Adam looked closer. They weren’t music notes, but strange occult symbols. Whorls and spiky edged shapes coiled into shapes that hinted at pentagrams, threatened to coalesce into goat skull-shaped sigils.
He folded the cartoon and put it in his coat pocket.
When he joined Jason on the back porch he was disappointed to see that Vince was not there.
“No Vince?”
“Nope. Said he wanted to jerk off to Thundarr in private.”
“Better than you spankin’ it to Ookloa.”
Adam glanced back at his house and wondered why his mom had placed a jack-o’-lantern on the porch when no trick-or-treaters had ever visited in all the years they’d lived here. He watched the pumpkin’s candle flame grow smaller the deeper they traveled into the forest.
They continued walking into the woods while cracking crude jokes at each other’s expense.
The rain fell in a fine layered mist. Adam was confused; they should’ve been on top of the Stanton house by now. He assumed if they cut across the mountain they’d come out near the murder house. So where was it?

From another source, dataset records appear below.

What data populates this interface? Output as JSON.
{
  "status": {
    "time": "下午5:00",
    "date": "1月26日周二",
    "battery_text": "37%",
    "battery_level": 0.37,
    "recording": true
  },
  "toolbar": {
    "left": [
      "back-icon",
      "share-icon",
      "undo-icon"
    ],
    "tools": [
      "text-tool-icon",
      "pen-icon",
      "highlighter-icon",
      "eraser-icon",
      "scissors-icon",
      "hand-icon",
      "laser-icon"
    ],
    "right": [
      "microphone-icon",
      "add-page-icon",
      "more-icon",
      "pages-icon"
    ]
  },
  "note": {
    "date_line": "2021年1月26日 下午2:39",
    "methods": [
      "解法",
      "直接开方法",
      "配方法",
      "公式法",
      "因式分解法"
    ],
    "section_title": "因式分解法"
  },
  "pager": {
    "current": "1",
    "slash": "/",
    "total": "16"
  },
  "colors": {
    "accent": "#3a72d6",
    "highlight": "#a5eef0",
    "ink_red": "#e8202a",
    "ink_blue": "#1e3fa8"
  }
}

He felt detached, floating above the trees, watching himself trudge along as the hill rose slightly. The area was covered in a lush carpet of moss that squelched at every step. The sweet scent of burning oak wafted from distant fireplaces. Jason kept swiping a thick branch against the trees, spraying chunks of bark with each blow. Adam winced at every strike; the thought of these centuries old woods being abused bothered him.
They reached the top of the rise. The trees thinned out below into a shallow valley darker than the drizzly night. A breeze dipped into the sunken area blowing an earthy odor into their faces, like molde
ring leaves or wet fur. The sky was obscured by plump black clouds. Adam thought there was a hint of illumination behind them.
“Jas’, I think we must’ve walked by Stanton’s house alre—”.
Adam’s flashlight illuminated a body partially buried by tangerine and scarlet veined leaves. He could make out an outline that suggested a petite head and legs roughly the size of a child’s.
“Oh Jesus.” Adam said. “I am so not going down there.”
“What the hell wuss. Someone dumped their trash bags or something.” Jason skidded down the short decline by pushing himself from tree trunk to tree trunk.
“See?” Jason tapped the form with his foot. It gave a hollow sound. Brushing the leaves away revealed a 3-foot tall Virgin Mary statue.
Adam moved forward for a better look. Something crumbled underfoot.
He moved his light to the object. It was a large plaster crucifix shattered into several powdery segments. The messiah’s chest now bore a hole in the shape of his shoe.
Their flashlights reflected off of lacquered plaster fragments. Dozens of Christian icons were strewn about, the remnants of a few still hanging on the trees like folk art.
A branch cracked loudly somewhere in the woods.
“We’re surrounded.” Adam wasn’t sure why he’d said it.
Jason assumed he was referring to the scattered figures, so he started to kick at the leaves to find more.
“Check this out.” Jason held up another plaster Virgin Mary. She had a bright turquoise 5-pointed star glued to her neck. Her robe was spattered with red and black candle drippings.
Adam was both terrified and confident now that his faith in the spread of cults could no longer simply be dismissed as fundamentalist paranoia. “You know what this is. A coven. Gotta be. Halloween night. The murders. This desecration of Christ stuff.” He looked around the forest nervously.